If you live in Duarte, you can catch a free bus that circulates through every neighborhood in the city every hour.

If you live in La Verne and are 55 or older, you can ride Southern California Rapid Transit District buses free; the city will shoulder the cost of monthly passes.

All of these programs are financed by Proposition A, the half-cent sales tax approved by Los Angeles County voters in 1980. The measure gives San Gabriel Valley cities more than $9 million a year for public transportation, and they are spending the money in a variety of ways. Some cities are subsidizing taxi fares. Others are running dial-a-ride vans or fixed-route buses. And some are putting most of their money into bus stop shelters and park-and-ride lots for the RTD.

City officials say the strongest demand for public transit has come from the elderly and handicapped. Several cities had dial-a-ride programs for senior citizens and the disabled before Proposition A was passed, but the new money has brought expanded service.

Fares Range to 50 Cents

Alhambra, Azusa, Baldwin Park, Covina, El Monte, Glendora, La Verne, Monterey Park, Pasadena, Pomona, Rosemead, San Dimas, San Gabriel, South El Monte, South Pasadena, Temple City and West Covina all offer dial-a-ride to the elderly and handicapped at fares ranging from nothing to 50 cents. A few cities operate their own systems, but most contract with cab companies or minibus operators. The county offers the same sort of service in many unincorporated areas and La Puente will start a dial-a-ride for the elderly and handicapped next month.

Arcadia, Claremont and Monrovia offer dial-a-ride service to everyone.

The program costs Arcadia $1 million a year, drawing on state and federal transit subsidies as well as Proposition A funds. Steven Bocian, assistant to the city manager, said 250,000 trips are made in a year and the passengers represent a cross section of the city's residents.

Vans pick up passengers at their door, usually within half an hour of being called, and will take them anywhere in the city limits. In a typical hour during one recent weekday afternoon, the passengers included an elderly woman going home from shopping, an elderly man going home from lunch, a man in his 30s going to get his car out of a repair shop, six high school students and a 29-year-old architectural draftsman returning from a job-hunting trip.

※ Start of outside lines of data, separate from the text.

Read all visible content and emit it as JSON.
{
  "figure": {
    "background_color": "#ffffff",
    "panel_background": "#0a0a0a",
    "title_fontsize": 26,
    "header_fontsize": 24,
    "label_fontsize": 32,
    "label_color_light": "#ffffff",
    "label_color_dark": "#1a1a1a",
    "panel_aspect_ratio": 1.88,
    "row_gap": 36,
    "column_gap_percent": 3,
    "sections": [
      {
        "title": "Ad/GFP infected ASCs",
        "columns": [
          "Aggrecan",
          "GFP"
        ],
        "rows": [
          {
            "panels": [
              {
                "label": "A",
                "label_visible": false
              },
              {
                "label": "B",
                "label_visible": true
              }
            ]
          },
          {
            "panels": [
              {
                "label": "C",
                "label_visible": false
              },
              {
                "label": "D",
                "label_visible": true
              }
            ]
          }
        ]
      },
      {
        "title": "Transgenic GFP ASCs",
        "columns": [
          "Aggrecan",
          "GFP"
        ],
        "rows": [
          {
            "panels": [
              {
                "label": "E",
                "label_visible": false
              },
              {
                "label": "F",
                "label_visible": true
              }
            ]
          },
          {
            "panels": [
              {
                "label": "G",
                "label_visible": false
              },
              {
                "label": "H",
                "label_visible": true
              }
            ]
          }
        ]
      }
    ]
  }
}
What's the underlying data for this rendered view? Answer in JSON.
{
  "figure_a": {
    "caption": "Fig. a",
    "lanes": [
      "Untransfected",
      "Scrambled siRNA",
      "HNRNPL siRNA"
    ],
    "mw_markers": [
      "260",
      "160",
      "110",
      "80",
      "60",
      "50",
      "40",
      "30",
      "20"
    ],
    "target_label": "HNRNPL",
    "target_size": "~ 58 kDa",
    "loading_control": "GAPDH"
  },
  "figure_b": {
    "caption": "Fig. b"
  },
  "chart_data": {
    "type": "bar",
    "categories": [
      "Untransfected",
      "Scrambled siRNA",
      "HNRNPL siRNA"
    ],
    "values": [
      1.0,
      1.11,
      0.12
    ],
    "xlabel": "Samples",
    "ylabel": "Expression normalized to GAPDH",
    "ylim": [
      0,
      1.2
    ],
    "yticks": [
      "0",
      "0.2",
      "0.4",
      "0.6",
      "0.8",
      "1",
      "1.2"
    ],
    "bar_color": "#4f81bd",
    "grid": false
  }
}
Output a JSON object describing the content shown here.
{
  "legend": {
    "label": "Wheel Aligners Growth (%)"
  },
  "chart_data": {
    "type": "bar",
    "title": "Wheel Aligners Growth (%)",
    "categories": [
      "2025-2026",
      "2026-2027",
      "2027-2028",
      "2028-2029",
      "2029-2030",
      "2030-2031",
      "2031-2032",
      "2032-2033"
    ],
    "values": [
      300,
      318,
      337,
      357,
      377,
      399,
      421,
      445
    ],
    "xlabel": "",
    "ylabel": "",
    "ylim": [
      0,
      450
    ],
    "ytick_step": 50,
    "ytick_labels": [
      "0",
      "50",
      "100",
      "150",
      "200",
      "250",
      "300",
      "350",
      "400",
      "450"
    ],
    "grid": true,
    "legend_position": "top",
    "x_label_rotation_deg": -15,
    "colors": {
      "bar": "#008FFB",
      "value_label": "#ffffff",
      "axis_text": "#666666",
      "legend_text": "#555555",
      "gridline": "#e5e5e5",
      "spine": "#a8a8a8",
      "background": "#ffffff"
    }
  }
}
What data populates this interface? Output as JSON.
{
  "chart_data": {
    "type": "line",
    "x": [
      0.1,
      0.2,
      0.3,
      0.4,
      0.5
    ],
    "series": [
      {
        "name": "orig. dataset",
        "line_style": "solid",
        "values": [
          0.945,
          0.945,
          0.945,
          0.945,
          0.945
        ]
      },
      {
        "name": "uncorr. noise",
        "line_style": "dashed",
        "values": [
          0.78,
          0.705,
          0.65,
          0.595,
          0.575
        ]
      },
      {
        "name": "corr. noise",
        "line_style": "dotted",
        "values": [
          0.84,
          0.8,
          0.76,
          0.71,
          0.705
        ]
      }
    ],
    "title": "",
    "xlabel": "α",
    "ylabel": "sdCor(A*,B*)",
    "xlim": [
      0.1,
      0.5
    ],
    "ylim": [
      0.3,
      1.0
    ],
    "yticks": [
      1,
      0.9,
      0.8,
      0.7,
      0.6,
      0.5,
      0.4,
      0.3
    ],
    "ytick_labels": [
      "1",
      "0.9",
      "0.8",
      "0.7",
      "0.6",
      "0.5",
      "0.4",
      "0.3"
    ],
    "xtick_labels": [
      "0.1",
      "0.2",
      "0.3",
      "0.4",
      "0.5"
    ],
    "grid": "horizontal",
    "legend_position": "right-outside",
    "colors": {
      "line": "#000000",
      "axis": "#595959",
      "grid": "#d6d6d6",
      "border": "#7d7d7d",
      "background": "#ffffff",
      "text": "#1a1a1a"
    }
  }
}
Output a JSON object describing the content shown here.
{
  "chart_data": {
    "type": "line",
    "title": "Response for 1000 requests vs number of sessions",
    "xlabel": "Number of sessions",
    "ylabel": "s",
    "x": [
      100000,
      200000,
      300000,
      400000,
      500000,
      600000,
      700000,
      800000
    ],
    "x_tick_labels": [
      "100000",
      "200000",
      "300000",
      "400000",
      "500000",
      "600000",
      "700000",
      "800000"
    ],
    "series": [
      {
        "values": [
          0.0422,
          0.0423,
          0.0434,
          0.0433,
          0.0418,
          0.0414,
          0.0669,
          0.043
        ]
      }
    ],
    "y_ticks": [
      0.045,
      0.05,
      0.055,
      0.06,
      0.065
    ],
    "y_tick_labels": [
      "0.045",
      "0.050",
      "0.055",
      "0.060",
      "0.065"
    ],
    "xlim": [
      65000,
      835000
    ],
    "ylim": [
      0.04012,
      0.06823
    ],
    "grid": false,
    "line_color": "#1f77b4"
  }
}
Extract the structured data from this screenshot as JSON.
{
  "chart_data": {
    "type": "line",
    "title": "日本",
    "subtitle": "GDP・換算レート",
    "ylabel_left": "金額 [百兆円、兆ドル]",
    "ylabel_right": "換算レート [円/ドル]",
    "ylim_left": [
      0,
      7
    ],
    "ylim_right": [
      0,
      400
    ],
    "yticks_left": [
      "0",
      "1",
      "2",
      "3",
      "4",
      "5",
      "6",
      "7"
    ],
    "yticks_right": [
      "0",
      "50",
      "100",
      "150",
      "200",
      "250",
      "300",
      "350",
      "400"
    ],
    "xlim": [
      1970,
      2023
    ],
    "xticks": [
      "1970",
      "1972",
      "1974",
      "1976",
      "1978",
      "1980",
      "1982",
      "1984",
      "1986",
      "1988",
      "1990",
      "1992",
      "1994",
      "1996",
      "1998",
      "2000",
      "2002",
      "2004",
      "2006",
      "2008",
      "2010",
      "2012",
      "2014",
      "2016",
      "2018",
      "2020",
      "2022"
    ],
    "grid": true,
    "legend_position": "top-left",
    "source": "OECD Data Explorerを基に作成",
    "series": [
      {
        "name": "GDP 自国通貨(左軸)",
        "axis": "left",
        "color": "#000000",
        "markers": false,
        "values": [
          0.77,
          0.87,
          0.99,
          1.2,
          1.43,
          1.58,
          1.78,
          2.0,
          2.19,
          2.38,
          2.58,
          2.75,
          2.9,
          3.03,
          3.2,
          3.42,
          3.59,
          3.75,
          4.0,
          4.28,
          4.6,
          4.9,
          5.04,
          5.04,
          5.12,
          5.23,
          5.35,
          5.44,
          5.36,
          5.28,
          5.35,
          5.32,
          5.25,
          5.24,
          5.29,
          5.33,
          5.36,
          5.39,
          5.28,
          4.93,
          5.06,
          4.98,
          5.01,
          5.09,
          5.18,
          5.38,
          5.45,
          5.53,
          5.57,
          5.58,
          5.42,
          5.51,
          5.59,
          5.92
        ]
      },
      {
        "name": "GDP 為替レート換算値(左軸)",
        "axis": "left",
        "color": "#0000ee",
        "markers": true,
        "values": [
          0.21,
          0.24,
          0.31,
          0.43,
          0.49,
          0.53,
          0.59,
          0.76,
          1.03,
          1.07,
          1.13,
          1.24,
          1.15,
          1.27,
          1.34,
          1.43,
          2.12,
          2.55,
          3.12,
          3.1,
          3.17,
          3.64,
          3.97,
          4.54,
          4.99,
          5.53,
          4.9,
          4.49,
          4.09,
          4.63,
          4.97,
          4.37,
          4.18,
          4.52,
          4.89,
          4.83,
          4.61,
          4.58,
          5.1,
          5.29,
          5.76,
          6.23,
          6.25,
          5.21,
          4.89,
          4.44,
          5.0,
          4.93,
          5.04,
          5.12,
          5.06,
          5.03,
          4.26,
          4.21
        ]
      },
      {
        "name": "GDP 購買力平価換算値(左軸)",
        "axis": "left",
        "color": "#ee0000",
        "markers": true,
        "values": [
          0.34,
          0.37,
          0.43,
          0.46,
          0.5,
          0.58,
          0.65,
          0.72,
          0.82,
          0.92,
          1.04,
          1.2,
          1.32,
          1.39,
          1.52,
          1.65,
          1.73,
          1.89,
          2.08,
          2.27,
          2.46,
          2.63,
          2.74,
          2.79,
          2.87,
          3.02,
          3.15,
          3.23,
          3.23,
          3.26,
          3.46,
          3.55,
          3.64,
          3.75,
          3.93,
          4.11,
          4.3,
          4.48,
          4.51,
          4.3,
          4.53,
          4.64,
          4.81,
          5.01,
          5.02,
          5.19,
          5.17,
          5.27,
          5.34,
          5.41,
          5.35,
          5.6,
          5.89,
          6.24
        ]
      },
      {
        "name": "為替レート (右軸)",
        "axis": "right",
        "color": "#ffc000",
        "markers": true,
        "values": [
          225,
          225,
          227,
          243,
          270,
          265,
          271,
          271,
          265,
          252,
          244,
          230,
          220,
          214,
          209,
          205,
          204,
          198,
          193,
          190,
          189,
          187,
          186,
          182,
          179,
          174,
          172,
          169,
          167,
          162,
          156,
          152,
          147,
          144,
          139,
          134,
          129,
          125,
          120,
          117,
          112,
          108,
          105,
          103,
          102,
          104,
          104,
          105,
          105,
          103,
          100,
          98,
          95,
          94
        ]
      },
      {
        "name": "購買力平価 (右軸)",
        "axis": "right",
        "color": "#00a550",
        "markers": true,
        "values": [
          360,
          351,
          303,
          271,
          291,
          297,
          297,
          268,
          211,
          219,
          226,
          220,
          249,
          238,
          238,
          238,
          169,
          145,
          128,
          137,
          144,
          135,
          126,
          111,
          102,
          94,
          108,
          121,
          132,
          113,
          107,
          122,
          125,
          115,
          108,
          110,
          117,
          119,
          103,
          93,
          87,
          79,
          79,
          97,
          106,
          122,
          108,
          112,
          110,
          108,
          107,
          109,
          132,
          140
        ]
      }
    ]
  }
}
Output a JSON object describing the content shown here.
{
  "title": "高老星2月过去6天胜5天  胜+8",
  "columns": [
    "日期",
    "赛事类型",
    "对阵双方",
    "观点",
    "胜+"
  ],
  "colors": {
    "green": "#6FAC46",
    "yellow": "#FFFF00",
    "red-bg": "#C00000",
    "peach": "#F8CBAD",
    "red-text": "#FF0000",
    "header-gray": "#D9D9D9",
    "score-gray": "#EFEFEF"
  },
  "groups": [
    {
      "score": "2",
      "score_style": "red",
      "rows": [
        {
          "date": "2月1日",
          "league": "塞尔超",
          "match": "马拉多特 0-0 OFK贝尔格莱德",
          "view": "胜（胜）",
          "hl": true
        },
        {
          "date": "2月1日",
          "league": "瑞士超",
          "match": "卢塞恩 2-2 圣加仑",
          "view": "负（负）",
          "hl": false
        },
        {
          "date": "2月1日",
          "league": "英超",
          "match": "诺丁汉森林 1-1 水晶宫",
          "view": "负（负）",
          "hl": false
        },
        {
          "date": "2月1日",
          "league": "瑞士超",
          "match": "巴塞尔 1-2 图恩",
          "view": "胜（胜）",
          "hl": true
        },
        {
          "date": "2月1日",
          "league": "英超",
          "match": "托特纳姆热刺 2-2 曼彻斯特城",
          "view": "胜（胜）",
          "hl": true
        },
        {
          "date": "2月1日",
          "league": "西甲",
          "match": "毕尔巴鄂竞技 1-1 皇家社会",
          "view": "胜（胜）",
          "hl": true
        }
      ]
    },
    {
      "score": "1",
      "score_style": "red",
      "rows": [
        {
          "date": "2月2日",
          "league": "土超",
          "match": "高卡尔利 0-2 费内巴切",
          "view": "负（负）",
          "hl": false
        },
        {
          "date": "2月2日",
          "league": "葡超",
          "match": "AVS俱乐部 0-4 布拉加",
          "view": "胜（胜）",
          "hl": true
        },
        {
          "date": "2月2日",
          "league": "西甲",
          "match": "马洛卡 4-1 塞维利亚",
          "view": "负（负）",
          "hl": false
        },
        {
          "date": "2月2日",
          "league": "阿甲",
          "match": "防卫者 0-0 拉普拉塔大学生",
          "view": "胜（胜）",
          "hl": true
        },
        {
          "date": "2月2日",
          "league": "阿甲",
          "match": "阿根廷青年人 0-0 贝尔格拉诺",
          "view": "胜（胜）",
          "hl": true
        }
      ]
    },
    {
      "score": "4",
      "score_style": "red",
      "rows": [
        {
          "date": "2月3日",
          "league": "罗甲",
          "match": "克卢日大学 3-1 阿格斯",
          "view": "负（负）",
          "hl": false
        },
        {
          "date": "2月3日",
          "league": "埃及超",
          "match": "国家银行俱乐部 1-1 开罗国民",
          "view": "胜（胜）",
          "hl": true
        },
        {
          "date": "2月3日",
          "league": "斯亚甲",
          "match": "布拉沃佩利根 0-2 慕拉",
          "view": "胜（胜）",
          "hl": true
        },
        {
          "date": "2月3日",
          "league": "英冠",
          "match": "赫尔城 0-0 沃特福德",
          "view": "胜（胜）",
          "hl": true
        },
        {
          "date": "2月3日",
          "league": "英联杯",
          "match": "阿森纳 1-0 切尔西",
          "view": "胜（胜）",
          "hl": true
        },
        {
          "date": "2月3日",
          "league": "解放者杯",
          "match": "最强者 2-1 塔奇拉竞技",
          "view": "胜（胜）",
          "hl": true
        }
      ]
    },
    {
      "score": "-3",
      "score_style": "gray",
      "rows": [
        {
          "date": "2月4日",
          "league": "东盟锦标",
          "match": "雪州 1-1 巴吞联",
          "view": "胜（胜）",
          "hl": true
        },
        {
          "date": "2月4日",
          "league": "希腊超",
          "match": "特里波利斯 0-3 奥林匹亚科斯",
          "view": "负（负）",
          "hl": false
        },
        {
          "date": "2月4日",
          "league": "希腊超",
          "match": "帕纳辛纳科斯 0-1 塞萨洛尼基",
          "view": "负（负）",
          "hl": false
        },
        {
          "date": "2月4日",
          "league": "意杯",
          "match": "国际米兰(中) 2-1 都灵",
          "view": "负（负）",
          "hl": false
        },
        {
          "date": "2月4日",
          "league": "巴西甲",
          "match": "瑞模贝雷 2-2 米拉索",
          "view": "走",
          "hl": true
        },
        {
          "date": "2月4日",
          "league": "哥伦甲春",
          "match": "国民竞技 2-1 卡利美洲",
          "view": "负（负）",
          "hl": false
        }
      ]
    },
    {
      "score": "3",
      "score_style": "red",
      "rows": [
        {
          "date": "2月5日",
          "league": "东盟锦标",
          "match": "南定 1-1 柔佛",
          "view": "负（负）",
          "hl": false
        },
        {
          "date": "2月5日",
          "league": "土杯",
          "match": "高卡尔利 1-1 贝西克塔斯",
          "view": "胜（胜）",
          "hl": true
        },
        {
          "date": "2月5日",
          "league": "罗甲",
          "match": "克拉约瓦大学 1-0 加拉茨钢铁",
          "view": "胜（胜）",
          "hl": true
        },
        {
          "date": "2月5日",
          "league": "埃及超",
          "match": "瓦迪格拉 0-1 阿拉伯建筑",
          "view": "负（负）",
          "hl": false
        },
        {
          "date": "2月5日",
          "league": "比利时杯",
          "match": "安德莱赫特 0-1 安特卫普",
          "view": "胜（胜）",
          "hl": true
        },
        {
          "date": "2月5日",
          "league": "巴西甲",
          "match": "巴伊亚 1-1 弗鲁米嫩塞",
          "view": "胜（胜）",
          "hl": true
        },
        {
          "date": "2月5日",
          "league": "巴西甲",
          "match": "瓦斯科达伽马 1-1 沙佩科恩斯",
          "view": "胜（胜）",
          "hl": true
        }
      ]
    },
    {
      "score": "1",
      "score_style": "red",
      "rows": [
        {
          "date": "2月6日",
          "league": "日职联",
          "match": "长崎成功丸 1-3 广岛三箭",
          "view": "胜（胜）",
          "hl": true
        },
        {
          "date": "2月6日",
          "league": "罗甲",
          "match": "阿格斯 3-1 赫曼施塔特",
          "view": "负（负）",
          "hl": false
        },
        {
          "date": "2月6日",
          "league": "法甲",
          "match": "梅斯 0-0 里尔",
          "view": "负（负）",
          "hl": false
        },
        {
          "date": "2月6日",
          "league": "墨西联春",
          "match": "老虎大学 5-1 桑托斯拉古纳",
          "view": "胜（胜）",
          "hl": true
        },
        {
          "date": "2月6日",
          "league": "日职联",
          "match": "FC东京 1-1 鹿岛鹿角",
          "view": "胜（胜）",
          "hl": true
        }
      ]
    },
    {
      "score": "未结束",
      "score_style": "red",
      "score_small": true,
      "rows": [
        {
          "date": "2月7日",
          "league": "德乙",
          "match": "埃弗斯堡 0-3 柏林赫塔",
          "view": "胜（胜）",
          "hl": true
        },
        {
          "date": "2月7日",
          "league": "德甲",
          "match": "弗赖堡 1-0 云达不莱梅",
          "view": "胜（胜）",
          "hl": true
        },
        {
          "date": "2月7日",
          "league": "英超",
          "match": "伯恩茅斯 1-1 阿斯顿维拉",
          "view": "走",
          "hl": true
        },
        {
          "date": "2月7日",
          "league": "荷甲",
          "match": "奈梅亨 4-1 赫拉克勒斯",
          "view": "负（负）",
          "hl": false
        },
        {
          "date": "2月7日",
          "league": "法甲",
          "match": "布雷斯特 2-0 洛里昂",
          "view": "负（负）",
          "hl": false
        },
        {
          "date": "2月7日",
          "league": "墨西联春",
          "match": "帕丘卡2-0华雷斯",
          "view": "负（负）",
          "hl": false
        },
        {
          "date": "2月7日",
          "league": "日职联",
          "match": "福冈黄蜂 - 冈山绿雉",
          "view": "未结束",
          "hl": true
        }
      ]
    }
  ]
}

The draftsman, like all the others, said he did not have access to a car or he would have used it.

Bus driver Pamela Morgan said some riders leave cars at home because it is easier to take the dial-a-ride, but most passengers do not have that option.

Encouraging people to leave their cars home is one goal of Pasadena's Shopper Shuttle. The city uses Proposition A funds to pay the RTD to run buses along Colorado Boulevard and South Lake Avenue every 10 minutes from 11 a.m. to 3 p.m. weekdays and 10 a.m. to 5 p.m. Saturdays.

'Trapped' Without Cars

Dave Barnhart, Pasadena traffic and transportation engineer, said one reason people often give for not taking the bus or car-pooling to work is that they "feel trapped" during the day when they can't use their car to go to lunch or run errands. The Shopper Shuttle, he said, gives downtown Pasadena workers access to restaurants and shops at midday without using their cars.

The shuttle, which began in November, is not yet a success, however. It is averaging 180 riders a day, which Barnhart said is half the ridership needed to make the service worthwhile. The city has contracted for the shuttle to continue on a trial basis until Aug. 3.

City Director Rick Cole has suggested using Proposition A money to build and run a trolley line along Colorado Boulevard and South Lake Avenue. Developer John Wilson is seeking city approval to build a trolley line around the Pasadena Marketplace project in Old Town, but he has not asked for any subsidy from Proposition A funds.

Cole said he believes that a trolley line could be enough of a tourist attraction to justify the cost, although what it would cost to build and run the line is not yet clear.

SH Matter of Guesswork

Duarte City Manager Ken Caresio said figuring out what will work in local transportation is sometimes a matter of guesswork. He said Duarte decided to run a shuttle bus through the city partly because it is cheaper than dial-a-ride. Also, Caresio said, he had heard that dial-a-ride systems can get flooded with requests during rush hours, resulting in angry and frustrated passengers.

Caresio said the city decided to take a chance on shuttle service even though "we didn't know whether anybody would use it. The public wasn't clamoring for it."

But ridership has been so high (up to 400 passengers a day) that Duarte is going to trade its 22-passenger bus for one that seats 40.